Speaking at the 79th meeting of the International Rebar Exporters & Producers Association (Irepas), held in Istanbul on September 16-18, Celsa Group's international commercial director, Jose Angel Rey, forecast that worldwide rebar consumption will reach 391 million tonnes in 2018, compared with 376 million tonnes in 2017 and little more than 200 million tonnes in 2008.
"Rebar consumption is now the highest ever seen and very soon it will exceed 400 million tonnes," he said.
Rey said the global construction sector was expected to grow by 3.6% annually between 2018 and 2022, according to the estimates from the Construction Intelligence Center, with its annual value expected to rise by more than 20% to $12.7 trillion by 2022, compared with $10.6 trillion in 2017.
The accelerating growth rate of the global construction market in 2018-19 is being driven primarily by the pick-up in advanced economies, such as Europe and North America, with combined growth in these regions rising to 2.7%, up from 2% in 2017, Rey added referring to data provided by BMI Research.
Construction activity in the European Union will grow 2.7% this year - albeit down from last year’s 3.9% growth rate - and while it will continue to grow in 2019 and 2020, it will do so at a slower rate, Rey said referring to the report of the 85th Euroconstruct Conference, held in Helsinki, Finland, in June.
Construction growth will be fastest in Spain, Hungary, Poland, Ireland and Portugal.
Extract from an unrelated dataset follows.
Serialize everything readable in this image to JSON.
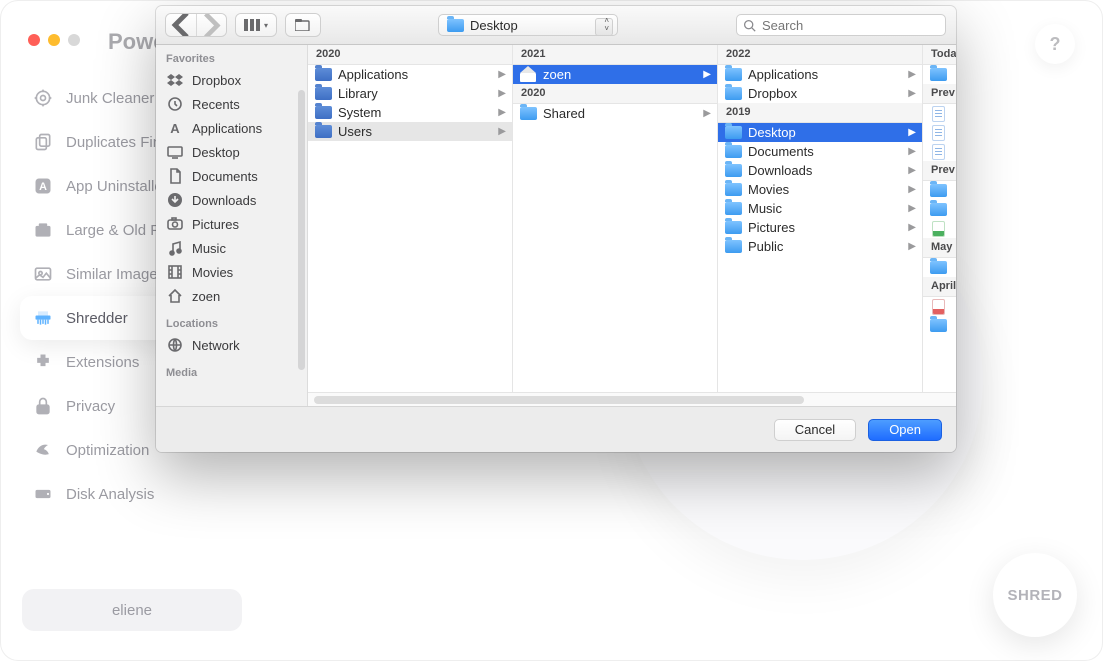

Conversely, the level of construction activity will remain steady over the next few years in Finland, Germany and Sweden.
The pace of China's construction output growth will fall below 5% in the next three years, while India will take up the baton with growth rates around 20% and smaller Asian economies are expected to show annual growth rates higher than 10%, Rey said referring to forecasts from Oxford Economics.
In the first half of 2018, global consumption of rebar increased by 3.9% year on year to 187 million tonnes.
Of that total, China consumed more than half of the total, at 99 million tonnes, which is why "what is happening in China is very important for the global steel industry", Rey said. "The country’s internal demand is the key factor for the profitability of rebar production."
The forecast construction sector slowdown in China in 2017 did not happen, with investment in real estate recovering and the accumulated growth rate reaching 10% by July 2018.
Although finished steel exports from China have increased since April 2018 - to about 6-7 million tonnes per month, compared with 5-6 million tonnes in January-March 2018 - the volumes are still significantly lower than in 2015-16 when monthly exports often exceeded 11 million tonnes.
Metal Bulletin's daily price assessment for domestic rebar in east China
was 4,550-4,590 yuan ($664-670) per tonne ex-warehouse on September 20, down from 3,950-4,000 yuan per tonne ex-warehouse on the same date in 2017.
According to Rey, China's rebar output in the first half of 2018 was 101 million tonnes.
Production figures also exceeded consumption in Turkey, which produced 8 million tonnes of rebar and consumed around 5 million tonnes of it.
And in the CIS region, rebar production exceeded consumption by 1 million tonnes, totaling 6 million tonnes.
Yet this surplus was largely outweighed by lower production and higher consumption figures in other regions.
The Asian region (excluding China) produced 22 million tonnes of rebar, while consumption was 23 million tonnes in January-June 2018, Rey said.
In North America, consumption of rebar was 7 million tonnes in the period, exceeding supply by 1 million tonnes.
And for the rest of the world combined, consumption outpaced production by 3 million tonnes, standing at 36 million tonnes.
"Having a reasonably balanced regional supply and demand should remain a priority for rebar producers," Rey said.